When the player attacks, a chance to hit is calculated and the player can use firearms, knives, grenades, and explosives.
If mercenary takes damage, the player must treat it to prevent further or permanent injury. They might also lose attribute points from injuries, such as a hit to the head may reduce wisdom or a hit to legs may reduce agility. Once treated, the player can assign doctor and patient roles to restore them to full health.
The game also features a simple crafting system items, where the player can use items by combing two of them in order to either improve items or create new ones. There aren’t many combinations, but those offered are very useful.
Each of the mercenaries hired, come with their own weapons and equipment. The player can equip body armors, camos, radios, and vests. Vests with pockets are used to store items, and can have two to five pockets, and can be used to stock identical items. Unlimited items can be stored at the base, but mercenaries have to travel from sector to the base. The player must make use of the environment, and enemies will run for cover, outflank the player, and appear to have a variety of skill levels.
The game, however, is not without problems.
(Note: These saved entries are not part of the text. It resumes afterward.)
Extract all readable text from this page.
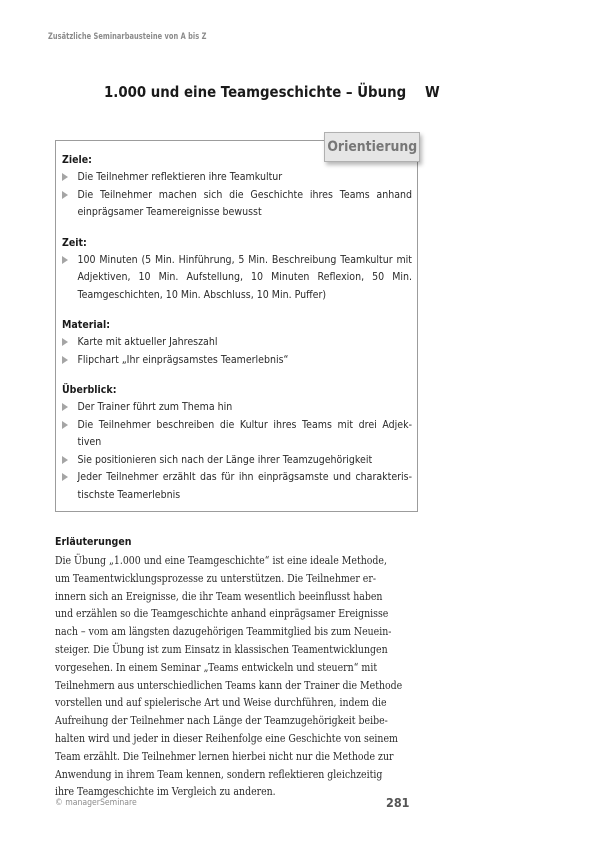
Zusätzliche Seminarbausteine von A bis Z
1.000 und eine Teamgeschichte – Übung W
Orientierung
Ziele:
Die Teilnehmer reflektieren ihre Teamkultur
Die Teilnehmer machen sich die Geschichte ihres Teams anhand einprägsamer Teamereignisse bewusst
Zeit:
100 Minuten (5 Min. Hinführung, 5 Min. Beschreibung Teamkultur mit Adjektiven, 10 Min. Aufstellung, 10 Minuten Reflexion, 50 Min. Teamgeschichten, 10 Min. Abschluss, 10 Min. Puffer)
Material:
Karte mit aktueller Jahreszahl
Flipchart „Ihr einprägsamstes Teamerlebnis“
Überblick:
Der Trainer führt zum Thema hin
Die Teilnehmer beschreiben die Kultur ihres Teams mit drei Adjek-tiven
Sie positionieren sich nach der Länge ihrer Teamzugehörigkeit
Jeder Teilnehmer erzählt das für ihn einprägsamste und charakteris-tischste Teamerlebnis
Erläuterungen
Die Übung „1.000 und eine Teamgeschichte“ ist eine ideale Methode,
um Teamentwicklungsprozesse zu unterstützen. Die Teilnehmer er-
innern sich an Ereignisse, die ihr Team wesentlich beeinflusst haben
und erzählen so die Teamgeschichte anhand einprägsamer Ereignisse
nach – vom am längsten dazugehörigen Teammitglied bis zum Neuein-
steiger. Die Übung ist zum Einsatz in klassischen Teamentwicklungen
vorgesehen. In einem Seminar „Teams entwickeln und steuern“ mit
Teilnehmern aus unterschiedlichen Teams kann der Trainer die Methode
vorstellen und auf spielerische Art und Weise durchführen, indem die
Aufreihung der Teilnehmer nach Länge der Teamzugehörigkeit beibe-
halten wird und jeder in dieser Reihenfolge eine Geschichte von seinem
Team erzählt. Die Teilnehmer lernen hierbei nicht nur die Methode zur
Anwendung in ihrem Team kennen, sondern reflektieren gleichzeitig
ihre Teamgeschichte im Vergleich zu anderen.
© managerSeminare	281
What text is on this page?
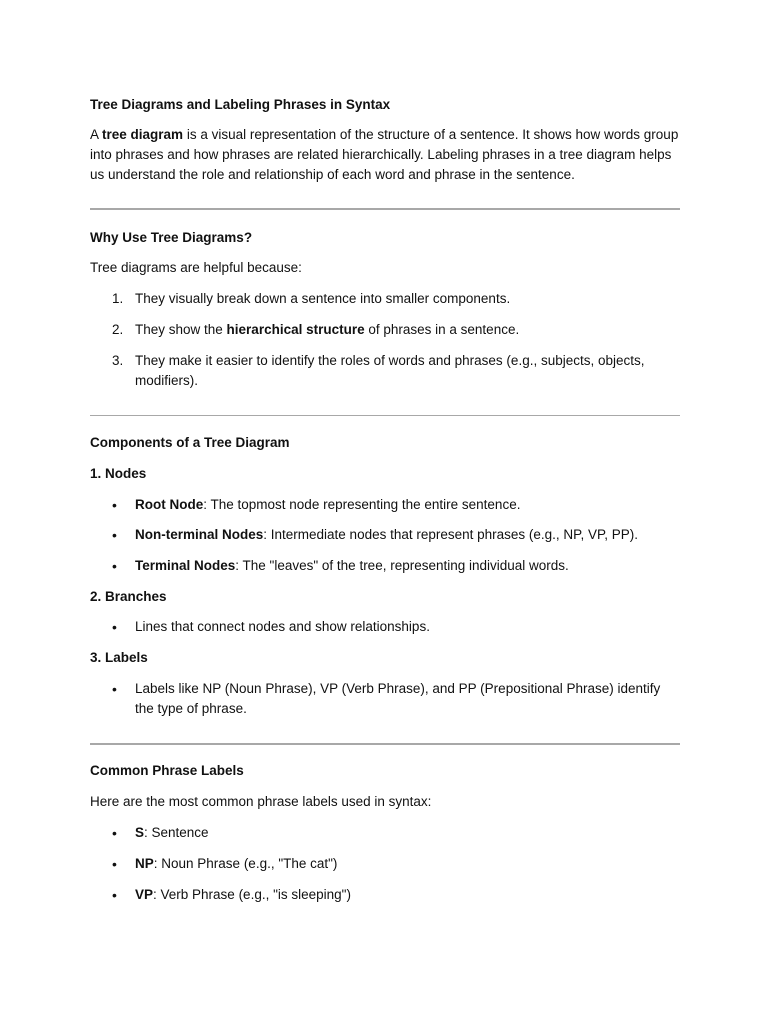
Tree Diagrams and Labeling Phrases in Syntax

A tree diagram is a visual representation of the structure of a sentence. It shows how words group into phrases and how phrases are related hierarchically. Labeling phrases in a tree diagram helps us understand the role and relationship of each word and phrase in the sentence.

Why Use Tree Diagrams?

Tree diagrams are helpful because:

1. They visually break down a sentence into smaller components.
2. They show the hierarchical structure of phrases in a sentence.
3. They make it easier to identify the roles of words and phrases (e.g., subjects, objects, modifiers).
Components of a Tree Diagram
1. Nodes
• Root Node: The topmost node representing the entire sentence.
• Non-terminal Nodes: Intermediate nodes that represent phrases (e.g., NP, VP, PP).
• Terminal Nodes: The "leaves" of the tree, representing individual words.
2. Branches
• Lines that connect nodes and show relationships.
3. Labels
• Labels like NP (Noun Phrase), VP (Verb Phrase), and PP (Prepositional Phrase) identify the type of phrase.
Common Phrase Labels

Here are the most common phrase labels used in syntax:

• S: Sentence
• NP: Noun Phrase (e.g., "The cat")
• VP: Verb Phrase (e.g., "is sleeping")
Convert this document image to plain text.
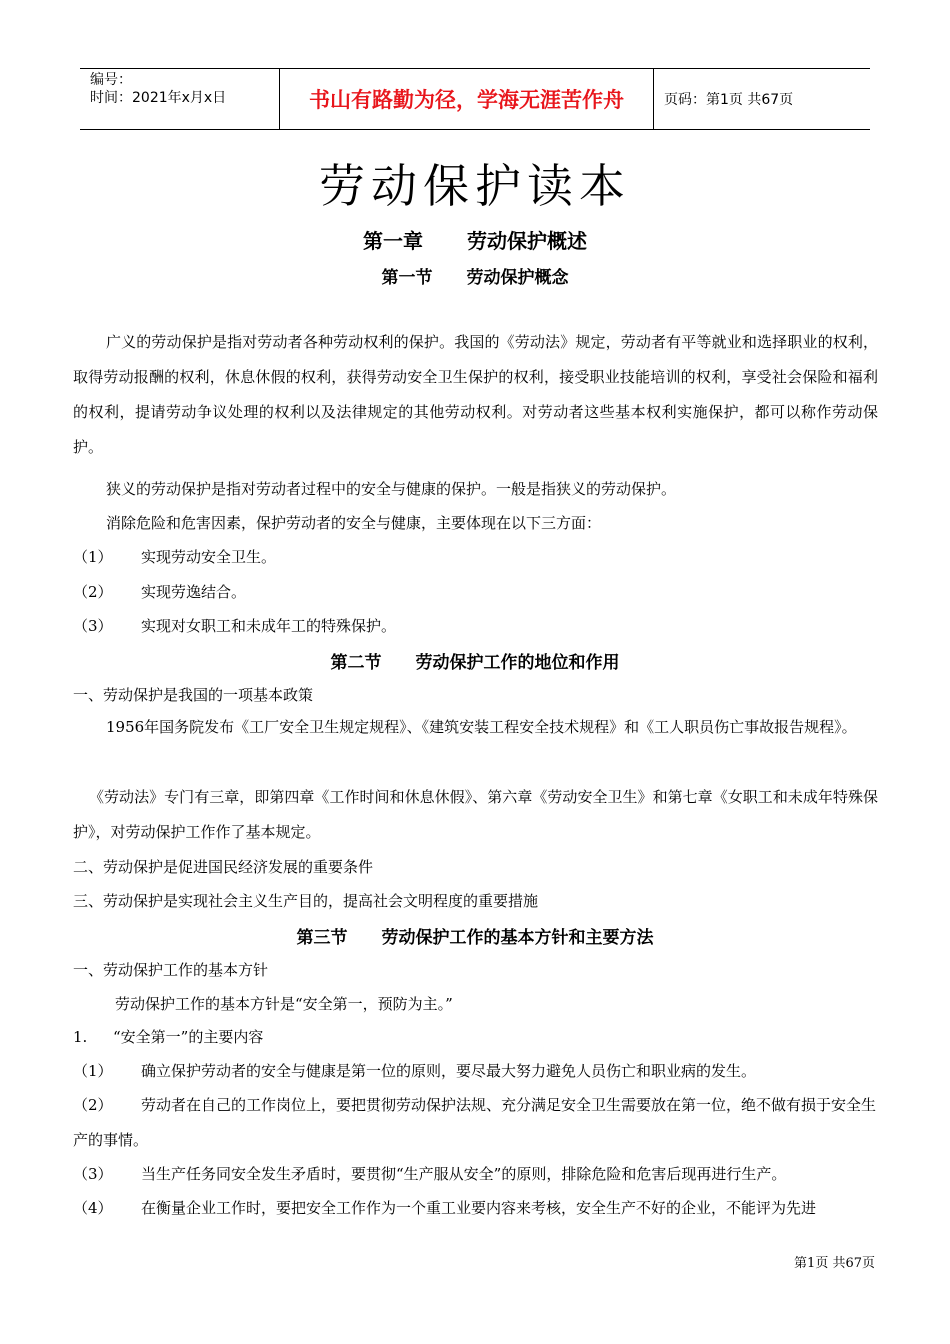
编号：
时间：2021年x月x日	书山有路勤为径，学海无涯苦作舟	页码：第1页 共67页
劳动保护读本
第一章 劳动保护概述
第一节 劳动保护概念
广义的劳动保护是指对劳动者各种劳动权利的保护。我国的《劳动法》规定，劳动者有平等就业和选择职业的权利，取得劳动报酬的权利，休息休假的权利，获得劳动安全卫生保护的权利，接受职业技能培训的权利，享受社会保险和福利的权利，提请劳动争议处理的权利以及法律规定的其他劳动权利。对劳动者这些基本权利实施保护，都可以称作劳动保护。
狭义的劳动保护是指对劳动者过程中的安全与健康的保护。一般是指狭义的劳动保护。
消除危险和危害因素，保护劳动者的安全与健康，主要体现在以下三方面：
（1） 实现劳动安全卫生。
（2） 实现劳逸结合。
（3） 实现对女职工和未成年工的特殊保护。
第二节 劳动保护工作的地位和作用
一、劳动保护是我国的一项基本政策
1956年国务院发布《工厂安全卫生规定规程》、《建筑安装工程安全技术规程》和《工人职员伤亡事故报告规程》。
《劳动法》专门有三章，即第四章《工作时间和休息休假》、第六章《劳动安全卫生》和第七章《女职工和未成年特殊保护》，对劳动保护工作作了基本规定。
二、劳动保护是促进国民经济发展的重要条件
三、劳动保护是实现社会主义生产目的，提高社会文明程度的重要措施
第三节 劳动保护工作的基本方针和主要方法
一、劳动保护工作的基本方针
劳动保护工作的基本方针是“安全第一，预防为主。”
1. “安全第一”的主要内容
（1） 确立保护劳动者的安全与健康是第一位的原则，要尽最大努力避免人员伤亡和职业病的发生。
（2） 劳动者在自己的工作岗位上，要把贯彻劳动保护法规、充分满足安全卫生需要放在第一位，绝不做有损于安全生产的事情。
（3） 当生产任务同安全发生矛盾时，要贯彻“生产服从安全”的原则，排除危险和危害后现再进行生产。
（4） 在衡量企业工作时，要把安全工作作为一个重工业要内容来考核，安全生产不好的企业，不能评为先进
第1页 共67页
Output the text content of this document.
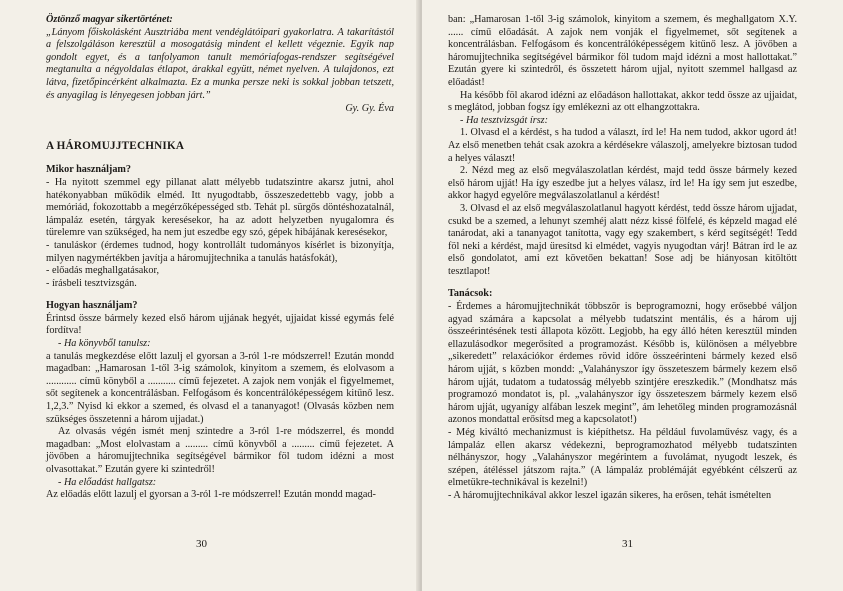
Öztönző magyar sikertörténet:

„Lányom főiskolásként Ausztriába ment vendéglátóipari gyakorlatra. A takarítástól a felszolgáláson keresztül a mosogatásig mindent el kellett végeznie. Egyik nap gondolt egyet, és a tanfolyamon tanult memóriafogas-rendszer segítségével megtanulta a négyoldalas étlapot, árakkal együtt, német nyelven. A tulajdonos, ezt látva, fizetőpincérként alkalmazta. Ez a munka persze neki is sokkal jobban tetszett, és anyagilag is lényegesen jobban járt.”

Gy. Gy. Éva

A HÁROMUJJTECHNIKA

Mikor használjam?

- Ha nyitott szemmel egy pillanat alatt mélyebb tudatszintre akarsz jutni, ahol hatékonyabban működik elméd. Itt nyugodtabb, összeszedettebb vagy, jobb a memóriád, fokozottabb a megérzőképességed stb. Tehát pl. sürgős döntéshozatalnál, lámpaláz esetén, tárgyak keresésekor, ha az adott helyzetben nyugalomra és türelemre van szükséged, ha nem jut eszedbe egy szó, gépek hibájának keresésekor,

- tanuláskor (érdemes tudnod, hogy kontrollált tudományos kísérlet is bizonyítja, milyen nagymértékben javítja a háromujjtechnika a tanulás hatásfokát),

- előadás meghallgatásakor,

- írásbeli tesztvizsgán.

Hogyan használjam?

Érintsd össze bármely kezed első három ujjának hegyét, ujjaidat kissé egymás felé fordítva!

- Ha könyvből tanulsz:

a tanulás megkezdése előtt lazulj el gyorsan a 3-ról 1-re módszerrel! Ezután mondd magadban: „Hamarosan 1-től 3-ig számolok, kinyitom a szemem, és elolvasom a ............ című könyből a ........... című fejezetet. A zajok nem vonják el figyelmemet, sőt segítenek a koncentrálásban. Felfogásom és koncentrálóképességem kitűnő lesz. 1,2,3.” Nyisd ki ekkor a szemed, és olvasd el a tananyagot! (Olvasás közben nem szükséges összetenni a három ujjadat.)

Az olvasás végén ismét menj szintedre a 3-ról 1-re módszerrel, és mondd magadban: „Most elolvastam a ......... című könyvből a ......... című fejezetet. A jövőben a háromujjtechnika segítségével bármikor föl tudom idézni a most olvasottakat.” Ezután gyere ki szintedről!

- Ha előadást hallgatsz:

Az előadás előtt lazulj el gyorsan a 3-ról 1-re módszerrel! Ezután mondd magad-

30

ban: „Hamarosan 1-től 3-ig számolok, kinyitom a szemem, és meghallgatom X.Y. ...... című előadását. A zajok nem vonják el figyelmemet, sőt segítenek a koncentrálásban. Felfogásom és koncentrálóképességem kitűnő lesz. A jövőben a háromujjtechnika segítségével bármikor föl tudom majd idézni a most hallottakat.” Ezután gyere ki szintedről, és összetett három ujjal, nyitott szemmel hallgasd az előadást!

Ha később föl akarod idézni az előadáson hallottakat, akkor tedd össze az ujjaidat, s meglátod, jobban fogsz így emlékezni az ott elhangzottakra.

- Ha tesztvizsgát írsz:

1. Olvasd el a kérdést, s ha tudod a választ, írd le! Ha nem tudod, akkor ugord át! Az első menetben tehát csak azokra a kérdésekre válaszolj, amelyekre biztosan tudod a helyes választ!

2. Nézd meg az első megválaszolatlan kérdést, majd tedd össze bármely kezed első három ujját! Ha így eszedbe jut a helyes válasz, írd le! Ha így sem jut eszedbe, akkor hagyd egyelőre megválaszolatlanul a kérdést!

3. Olvasd el az első megválaszolatlanul hagyott kérdést, tedd össze három ujjadat, csukd be a szemed, a lehunyt szemhéj alatt nézz kissé fölfelé, és képzeld magad elé tanárodat, aki a tananyagot tanította, vagy egy szakembert, s kérd segítségét! Tedd föl neki a kérdést, majd üresítsd ki elmédet, vagyis nyugodtan várj! Bátran írd le az első gondolatot, ami ezt követően bekattan! Sose adj be hiányosan kitöltött tesztlapot!

Tanácsok:

- Érdemes a háromujjtechnikát többször is beprogramozni, hogy erősebbé váljon agyad számára a kapcsolat a mélyebb tudatszint mentális, és a három ujj összeérintésének testi állapota között. Legjobb, ha egy álló héten keresztül minden ellazulásodkor megerősíted a programozást. Később is, különösen a mélyebbre „sikeredett” relaxációkor érdemes rövid időre összeérinteni bármely kezed első három ujját, s közben mondd: „Valahányszor így összeteszem bármely kezem első három ujját, tudatom a tudatosság mélyebb szintjére ereszkedik.” (Mondhatsz más programozó mondatot is, pl. „valahányszor így összeteszem bármely kezem első három ujját, ugyanígy alfában leszek megint”, ám lehetőleg minden programozásnál azonos mondattal erősítsd meg a kapcsolatot!)

- Még kiváltó mechanizmust is kiépíthetsz. Ha például fuvolaművész vagy, és a lámpaláz ellen akarsz védekezni, beprogramozhatod mélyebb tudatszinten nélhányszor, hogy „Valahányszor megérintem a fuvolámat, nyugodt leszek, és szépen, átéléssel játszom rajta.” (A lámpaláz problémáját egyébként célszerű az elmetükre-technikával is kezelni!)

- A háromujjtechnikával akkor leszel igazán sikeres, ha erősen, tehát ismételten

31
The player can spend an entire game day, searching for the last enemy, and moving the mercenaries can be a menial task.
Graphics are low-res but have some charm, but also can be a problem because the player can’t zoom out and it can be difficult to see which way the enemy is facing. The map is small and the player will be doing a lot of scrolling.
Because each day is a work day (7 AM – 7 PM), the day can end during battle, and mercenaries can suffer damage as they retreat. The player must use their time wisely, as spending too much time in one sector, can lead to not being able to take the key objective in another.
The game doesn’t feature a tutorial, and player must look up either a manual or a strategy guide. For instance, there are two ways to end a day: the player can either abort or press “C” to compress time, and there is no way to know this because it’s not specified in-game.
Overall the game is also intelligent and unforgiving. Combat can be difficult, and the player will find themselves outflanked and a chance to hit relies a bit on luck. Also, it is way to easy to die by an enemy grenade, which can be infuriating.
Jagged Alliance aims to be simple and streamlined combat, then the other turn-based games, although those expecting X-COM style strategy might be disappointed, the voice acting and personalities make up for it. It might be hard and unfriendly to newbies, but for those with patience or those who like turn-based games, give this one a go.